US investors hit panic button while Trump marches to the beat of his own drum

By Trevor Hoey. Published at Feb 1, 2017, in Features

A two-hour rally at the end of the day restored some respectability to the Dow’s performance after it had fallen nearly 200 points from the previous day’s close of 19,971 points to hit a low of 19,785 points.

The close of 19,864 points represented a decline of 0.5%. The NASDAQ fared better, but the close of 5,614 points only represented a marginal increase on the previous day.

It should be noted that historical data in terms of earnings performance and/or share trading patterns should not be used as the basis for an investment as they may or may not be replicated. Those considering stocks in these markets should seek independent financial advice.

US markets are still lacking confidence, triggered by political instability and a mixed earnings season.

The Fed Reserve’s interest rate policy meeting this week is likely to be more of a reading between the lines exercise rather than debate over whether or not interest rates will move. Most analysts are tipping rates to stay on hold.

While Fed Chairwoman, Janet Yellen, won’t be drawn on political issues, part of her charter is to factor in both domestic and global volatility when framing monetary policy. Consequently, the events of recent weeks, the sharp uptick in investor anxiety and the potential for further volatility will be issues central to decision-making over coming months.

It is worth remembering that on a number of occasions in 2016 Yellen referred to issues such as Brexit and volatility in Asian markets to keep rates on hold when domestic data was looking more positive.

Consequently, it will be difficult for Yellen to ignore the extremely fragile and uncertain political and economic conditions in the US.

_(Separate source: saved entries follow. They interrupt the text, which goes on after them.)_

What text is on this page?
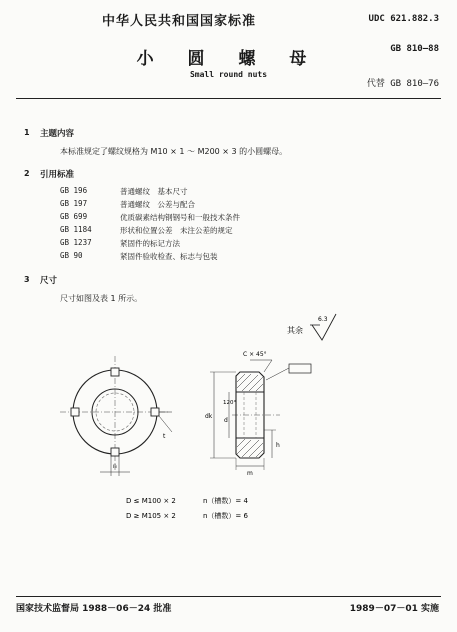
中华人民共和国国家标准	UDC 621.882.3
GB 810—88
代替 GB 810—76
小 圆 螺 母
Small round nuts
1 主题内容
本标准规定了螺纹规格为 M10 × 1 ～ M200 × 3 的小圆螺母。
2 引用标准
GB 196	普通螺纹　基本尺寸
GB 197	普通螺纹　公差与配合
GB 699	优质碳素结构钢钢号和一般技术条件
GB 1184	形状和位置公差　未注公差的规定
GB 1237	紧固件的标记方法
GB 90	紧固件验收检查、标志与包装
3 尺寸
尺寸如图及表 1 所示。
其余
6.3
n
t
120°
C × 45°
dk
d
m
h
D ≤ M100 × 2	n（槽数）= 4
D ≥ M105 × 2	n（槽数）= 6
国家技术监督局 1988－06－24 批准	1989－07－01 实施
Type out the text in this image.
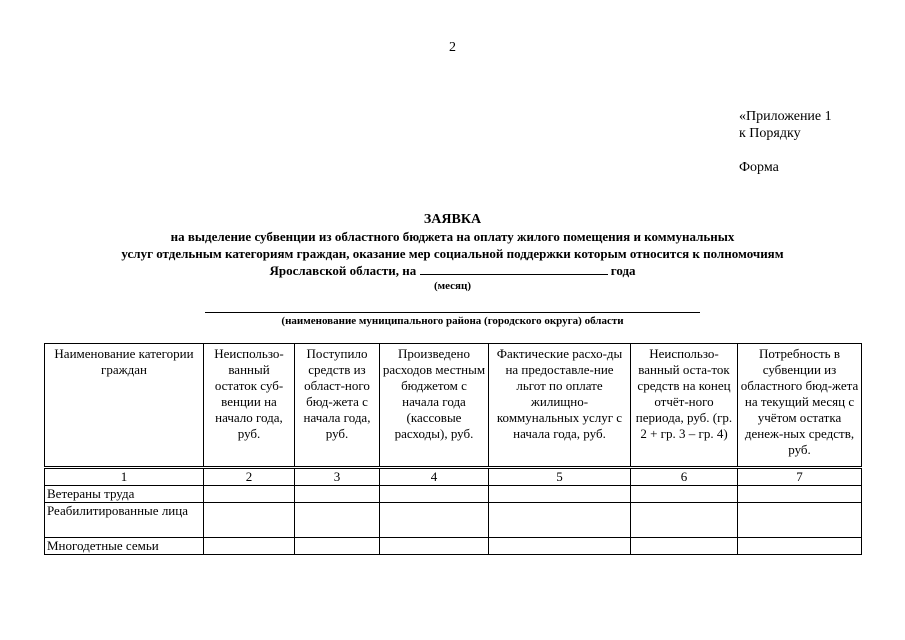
2
«Приложение 1
к Порядку
Форма
ЗАЯВКА
на выделение субвенции из областного бюджета на оплату жилого помещения и коммунальных
услуг отдельным категориям граждан, оказание мер социальной поддержки которым относится к полномочиям
Ярославской области, на	года
(месяц)
(наименование муниципального района (городского округа) области
Наименование категории граждан	Неиспользо-ванный остаток суб-венции на начало года, руб.	Поступило средств из област-ного бюд-жета с начала года, руб.	Произведено расходов местным бюджетом с начала года (кассовые расходы), руб.	Фактические расхо-ды на предоставле-ние льгот по оплате жилищно-коммунальных услуг с начала года, руб.	Неиспользо-ванный оста-ток средств на конец отчёт-ного периода, руб. (гр. 2 + гр. 3 – гр. 4)	Потребность в субвенции из областного бюд-жета на текущий месяц с учётом остатка денеж-ных средств, руб.
1	2	3	4	5	6	7
Ветераны труда						
Реабилитированные лица						
Многодетные семьи						
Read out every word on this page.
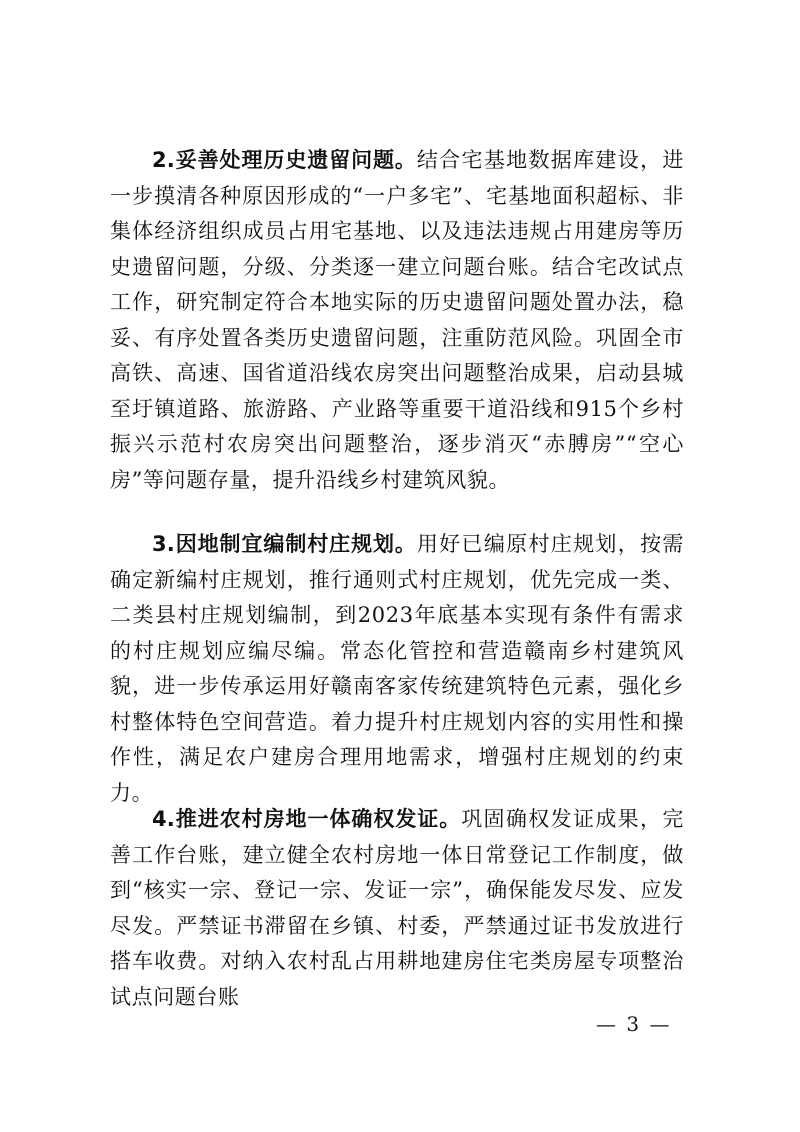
2.妥善处理历史遗留问题。结合宅基地数据库建设，进一步摸清各种原因形成的“一户多宅”、宅基地面积超标、非集体经济组织成员占用宅基地、以及违法违规占用建房等历史遗留问题，分级、分类逐一建立问题台账。结合宅改试点工作，研究制定符合本地实际的历史遗留问题处置办法，稳妥、有序处置各类历史遗留问题，注重防范风险。巩固全市高铁、高速、国省道沿线农房突出问题整治成果，启动县城至圩镇道路、旅游路、产业路等重要干道沿线和915个乡村振兴示范村农房突出问题整治，逐步消灭“赤膊房”“空心房”等问题存量，提升沿线乡村建筑风貌。

3.因地制宜编制村庄规划。用好已编原村庄规划，按需确定新编村庄规划，推行通则式村庄规划，优先完成一类、二类县村庄规划编制，到2023年底基本实现有条件有需求的村庄规划应编尽编。常态化管控和营造赣南乡村建筑风貌，进一步传承运用好赣南客家传统建筑特色元素，强化乡村整体特色空间营造。着力提升村庄规划内容的实用性和操作性，满足农户建房合理用地需求，增强村庄规划的约束力。

4.推进农村房地一体确权发证。巩固确权发证成果，完善工作台账，建立健全农村房地一体日常登记工作制度，做到“核实一宗、登记一宗、发证一宗”，确保能发尽发、应发尽发。严禁证书滞留在乡镇、村委，严禁通过证书发放进行搭车收费。对纳入农村乱占用耕地建房住宅类房屋专项整治试点问题台账

— 3 —
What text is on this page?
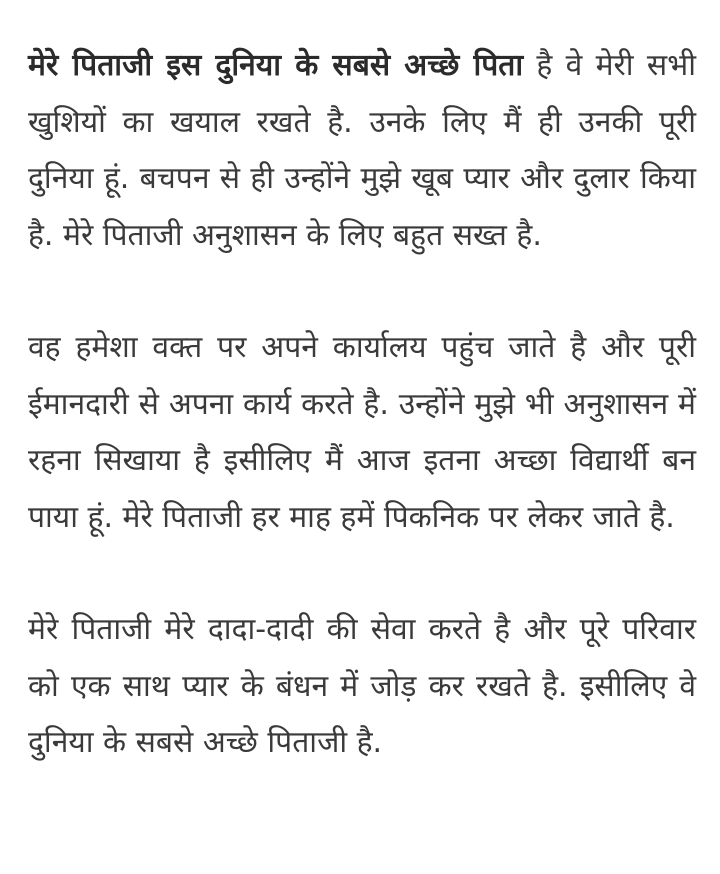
मेरे पिताजी इस दुनिया के सबसे अच्छे पिता है वे मेरी सभी खुशियों का खयाल रखते है. उनके लिए मैं ही उनकी पूरी दुनिया हूं. बचपन से ही उन्होंने मुझे खूब प्यार और दुलार किया है. मेरे पिताजी अनुशासन के लिए बहुत सख्त है.

वह हमेशा वक्त पर अपने कार्यालय पहुंच जाते है और पूरी ईमानदारी से अपना कार्य करते है. उन्होंने मुझे भी अनुशासन में रहना सिखाया है इसीलिए मैं आज इतना अच्छा विद्यार्थी बन पाया हूं. मेरे पिताजी हर माह हमें पिकनिक पर लेकर जाते है.

मेरे पिताजी मेरे दादा-दादी की सेवा करते है और पूरे परिवार को एक साथ प्यार के बंधन में जोड़ कर रखते है. इसीलिए वे दुनिया के सबसे अच्छे पिताजी है.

All European markets trended lower with the FTSE 100 (-0.3%) responding negatively to an appreciation in the British pound, a factor that can impact the earnings of British-based companies that generate overseas income.

The DAX and the Paris CAC 40 were down 1.2% and 0.7% respectively.

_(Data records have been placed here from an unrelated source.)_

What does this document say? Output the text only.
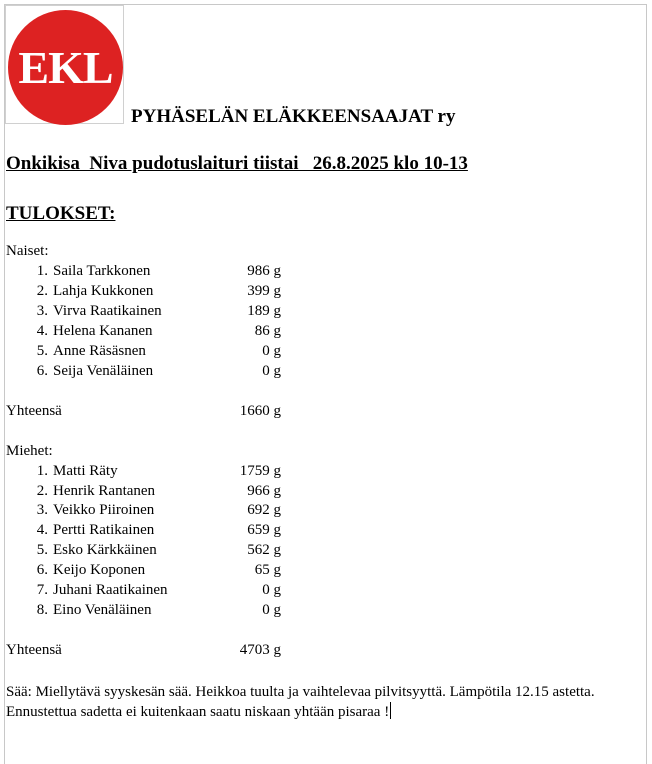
EKL
PYHÄSELÄN ELÄKKEENSAAJAT ry
Onkikisa  Niva pudotuslaituri tiistai   26.8.2025 klo 10-13
TULOKSET:
Naiset:
1. Saila Tarkkonen	986 g
2. Lahja Kukkonen	399 g
3. Virva Raatikainen	189 g
4. Helena Kananen	86 g
5. Anne Räsäsnen	0 g
6. Seija Venäläinen	0 g
Yhteensä	1660 g
Miehet:
1. Matti Räty	1759 g
2. Henrik Rantanen	966 g
3. Veikko Piiroinen	692 g
4. Pertti Ratikainen	659 g
5. Esko Kärkkäinen	562 g
6. Keijo Koponen	65 g
7. Juhani Raatikainen	0 g
8. Eino Venäläinen	0 g
Yhteensä	4703 g
Sää: Miellytävä syyskesän sää. Heikkoa tuulta ja vaihtelevaa pilvitsyyttä. Lämpötila 12.15 astetta. Ennustettua sadetta ei kuitenkaan saatu niskaan yhtään pisaraa !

The oil price pulled back sharply late in trading but still closed some 0.4% higher.

Gold was the big mover as its safe haven status saw it increase from the previous day’s close of US$1,196 per ounce to a high of US$1,217 per ounce before closing at $1,212 per ounce, representing an increase of 1.4%.

On the base metals front, zinc continues to notch up long-term highs and last night rallied more than 3% to hit the US$1.30 per pound mark. While lead has been tracking zinc’s strong run closely, it came off slightly to finish at US$1.07 per pound.

Nickel and copper both gained ground with the latter breaking through the psychological US$2.70 per pound level.

The Australian dollar went close to touching US$0.760 in early trading, but is now hovering in the vicinity of US$0.758.

It should be noted that broker projections and price targets are only estimates and may not be met. Also, historical data in terms of earnings performance and/or share trading patterns should not be used as the basis for an investment as they may or may not be replicated. Those considering this stock should seek independent financial advice.